PEUT-ON VRAIMENT BIEN MANGER À VOLONTÉ ?
À des années-lumière du buffet de sushis, ou encore de l'assiette de légumes à volonté de chez Flunch, ces repaires hautement recommandables de la débauche gourmande sont prisés des initiés, mais inconnus du grand public.
Plongée orgiaque dans l'univers de la ripaille sans limite…
Àl'entrée de Narbonne, une mer de bitume gris charrie parkings et restaurants fast-foods. C'est une zone périurbaine comme il en existe des centaines et où campe généralement un grand hangar de tôle orné de néons, refuge des adeptes de la formule wok à volonté. Pas de ça ici, cependant. En lieu et place trône un imposant complexe nommé Les Grands Buffets, dont l'architecture anguleuse fait songer, de prime abord, à une piscine municipale ou une salle de concert.

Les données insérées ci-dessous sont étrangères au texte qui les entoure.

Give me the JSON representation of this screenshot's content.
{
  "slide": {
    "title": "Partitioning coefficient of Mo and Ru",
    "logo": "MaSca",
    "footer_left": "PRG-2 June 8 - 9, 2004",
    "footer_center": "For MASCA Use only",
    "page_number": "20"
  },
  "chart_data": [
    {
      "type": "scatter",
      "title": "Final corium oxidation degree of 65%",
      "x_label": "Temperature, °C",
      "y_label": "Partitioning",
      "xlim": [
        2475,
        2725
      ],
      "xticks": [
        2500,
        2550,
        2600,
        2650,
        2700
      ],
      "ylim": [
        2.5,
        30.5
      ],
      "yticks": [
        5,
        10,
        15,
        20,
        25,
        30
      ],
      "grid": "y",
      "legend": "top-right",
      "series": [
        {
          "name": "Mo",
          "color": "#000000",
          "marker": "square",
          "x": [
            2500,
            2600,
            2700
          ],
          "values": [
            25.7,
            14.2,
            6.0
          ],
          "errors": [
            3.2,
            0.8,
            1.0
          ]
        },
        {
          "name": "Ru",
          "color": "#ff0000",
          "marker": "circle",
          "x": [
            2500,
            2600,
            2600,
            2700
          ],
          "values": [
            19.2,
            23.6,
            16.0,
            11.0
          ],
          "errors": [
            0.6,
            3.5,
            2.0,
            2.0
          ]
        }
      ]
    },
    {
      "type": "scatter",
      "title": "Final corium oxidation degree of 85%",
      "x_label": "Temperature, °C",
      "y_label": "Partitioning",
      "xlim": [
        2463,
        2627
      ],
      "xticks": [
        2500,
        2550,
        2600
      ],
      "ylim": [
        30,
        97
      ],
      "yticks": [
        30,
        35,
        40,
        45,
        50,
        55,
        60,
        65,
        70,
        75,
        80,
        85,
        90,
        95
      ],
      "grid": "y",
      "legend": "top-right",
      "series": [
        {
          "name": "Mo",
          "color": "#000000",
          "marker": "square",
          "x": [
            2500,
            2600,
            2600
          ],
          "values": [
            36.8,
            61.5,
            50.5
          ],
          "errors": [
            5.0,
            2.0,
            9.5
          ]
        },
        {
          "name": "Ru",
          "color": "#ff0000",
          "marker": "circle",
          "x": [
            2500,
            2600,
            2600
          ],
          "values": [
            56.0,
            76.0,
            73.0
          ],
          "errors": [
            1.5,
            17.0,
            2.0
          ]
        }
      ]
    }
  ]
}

Lorsqu'il approche de la demi-pyramide de verre faisant office d'entrée, le visiteur n'a pas conscience qu'il s'apprête à vivre le rêve de tout gourmet, l'expérience ultime. Il emprunte d'abord un long corridor aux murs vert bouteille, au bout duquel apparaissent hôtesses et serveurs tirés à quatre épingles. Puis soudain, comme un mirage, le premier morceau de réjouissance : une gigantesque rôtisserie ornée de la devise de Gargantua : « Fay ce que vouldras. »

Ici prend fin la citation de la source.